La jubilación en las lunas de Júpiter. Libros Prohibidos

Gulika se sentía aliviada con la placentera media g de desaceleración que el Senior VI mantenía de forma constante. Los últimos seis días habían sido una de las experiencias más gratificantes en más de una década. El miedo a caerse persistía, pues sus pasos sobre la cubierta de recreo eran inseguros, con las manos siempre cerca de la pared por si las piernas le fallaban; pero no se podía negar que estaba caminando. Ella sola.

Ankur la vigilaba desde su asiento, los puños firmemente apretados en el reposabrazos, listo para saltar a la más mínima señal de que Gulika fuera a caerse. «No voy a caer», se dijo la anciana. Le dedicó una sonrisa tranquilizadora a su marido y agitó las manos de forma pausada para demostrarle que tampoco hacía falta que se apoyara para mantenerse en equilibrio.

Al otro lado del comedor, la Informante de Travesía sonreía condescendiente. Gulika supuso que debería de ver algo parecido en todos los viajes a Io.

—Es increíble, ¿verdad? —dijo la mujer—. Lo que un cambio de gravedad puede hacer por nuestros huesos.

—Cero coma cinco g —suspiró Gulika. La voz le salió natural, como si no hubiera hecho el esfuerzo de haber estado la última media hora en pie—. ¿Y en Io la gravedad es de cero coma dos?

—Un poco menos —dijo la informante. Sus dos pies se despegaron ligeramente del suelo cuando avanzó hacia Gulika. Parecía demasiado alta para ser terrana—. Haciendo un cálculo de cabeza, usted se sentirá como si pesara unos diez u once kilogramos.

Gulika se quedó boquiabierta como si fuera una chiquilla viendo su primera nave despegar. Diez kilogramos. El sueño de una anciana de huesos martillados por el trabajo.

—Por supuesto, tendrá que hacer ejercicio —añadió la informante—. Los músculos se acostumbran demasiado rápido a la buena vida y hay que mantenerlos activos. Hago este viaje cada dos meses, a veces uno al mes, en función de la demanda de residentes, y cuando vuelvo a Tierra siempre tengo que acudir al gimnasio para recuperar fuerzas. Es obligatorio para los empleados de Senior, pero yo lo hago encantada. Nací en Marte y dos semanas en el espacio no son la mejor preparación para la gravedad terrestre.

—¿Dos semanas? —se extrañó Gulika.

—Una de ida, una de vuelta —explicó la informante.

«Ah, claro». Gulika no había pensado en el viaje de vuelta, para ellos no habría. Se estaban jubilando.

Pese a los largos años de trabajo, su plan de pensiones era exiguo y el gobierno indio no podía garantizarles más que unos ínfimos ingresos que apenas cubrirían lo básico. Jubilarse en las lunas de Júpiter era la mejor opción. Solo debían soportar las ochenta horas de viaje que el Senior VI necesitaba para llevarles hasta allí.
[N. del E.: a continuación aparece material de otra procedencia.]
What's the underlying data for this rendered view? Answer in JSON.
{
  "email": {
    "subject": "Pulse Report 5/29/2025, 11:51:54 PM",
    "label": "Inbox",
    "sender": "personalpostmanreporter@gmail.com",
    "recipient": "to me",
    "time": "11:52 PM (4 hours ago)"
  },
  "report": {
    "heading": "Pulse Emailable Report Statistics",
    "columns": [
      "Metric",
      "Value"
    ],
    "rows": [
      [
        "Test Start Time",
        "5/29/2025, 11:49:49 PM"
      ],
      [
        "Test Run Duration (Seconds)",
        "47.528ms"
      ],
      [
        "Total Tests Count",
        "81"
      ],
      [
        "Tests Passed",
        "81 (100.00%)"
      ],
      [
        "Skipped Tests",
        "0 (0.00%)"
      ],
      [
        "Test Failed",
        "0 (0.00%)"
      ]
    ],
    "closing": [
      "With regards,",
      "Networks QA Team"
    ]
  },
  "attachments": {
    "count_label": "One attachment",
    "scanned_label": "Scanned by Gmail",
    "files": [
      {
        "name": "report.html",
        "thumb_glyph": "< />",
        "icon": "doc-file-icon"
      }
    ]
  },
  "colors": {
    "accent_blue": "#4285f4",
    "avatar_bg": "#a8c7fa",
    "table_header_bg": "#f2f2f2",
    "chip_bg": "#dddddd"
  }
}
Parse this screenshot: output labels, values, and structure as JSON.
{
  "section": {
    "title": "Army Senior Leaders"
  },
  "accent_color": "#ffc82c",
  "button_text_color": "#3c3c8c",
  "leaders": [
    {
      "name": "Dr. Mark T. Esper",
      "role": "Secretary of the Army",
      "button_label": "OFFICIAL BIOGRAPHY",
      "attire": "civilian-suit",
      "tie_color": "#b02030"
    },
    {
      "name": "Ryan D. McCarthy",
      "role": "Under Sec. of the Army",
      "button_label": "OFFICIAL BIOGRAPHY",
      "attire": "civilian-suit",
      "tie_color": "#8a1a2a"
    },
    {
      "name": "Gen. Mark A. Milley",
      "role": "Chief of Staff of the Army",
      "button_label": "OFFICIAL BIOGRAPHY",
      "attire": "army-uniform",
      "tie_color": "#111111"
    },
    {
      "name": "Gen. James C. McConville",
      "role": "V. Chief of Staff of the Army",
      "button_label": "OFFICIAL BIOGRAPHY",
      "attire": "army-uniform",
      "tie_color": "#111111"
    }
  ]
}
Ankur se acercaba con la torpeza que caracterizaba a casi todos los pasajeros de la nave, gruñendo por ser el centro de atención de quienes permanecían sentados. Era un espectáculo cómico ver a todos aquellos ancianos correr el riesgo de que las dentaduras postizas les saltaran de la boca entre carcajada y carcajada. La ligereza de sus cuerpos los hacía comportarse como chavales en un parque ecológico, tratando de hacer movimientos bruscos que en Tierra hubieran sido imposibles. El babel de lenguas de distintas partes del Sistema Solar también contribuía al jolgorio.

La informante se volvió hacia Ankur mostrando una blanca sonrisa de dientes naturales. No debía de tener más de cincuenta años, todavía joven desde la perspectiva de Gulika.

—No estoy seguro de que mi mujer pueda hacer esos ejercicios.

La sonrisa de la informante continuaba y su mano se posó sobre el hombro del anciano.

—El caso de su mujer es bastante habitual entre nuestros residentes. Todas nuestras instalaciones tienen equipamientos deportivos para mantener los cuerpos, digamos, más veteranos, en buenas condiciones de salud —explicó—. Io no será una excepción.

—También necesita atención médica —añadió Ankur.

—Todo eso está contemplado en el plan de retiro. Alojamientos, servicios médicos, zonas de recreo, jardines para quienes deseen cultivar flores, talleres manuales, actividades culturales…

Esta vez las palabras de la informante sonaban menos espontáneas y más como datos memorizados. A Gulika no le sorprendía: el trabajo de aquella mujer era informar a los nuevos residentes sobre las condiciones de su futuro hogar.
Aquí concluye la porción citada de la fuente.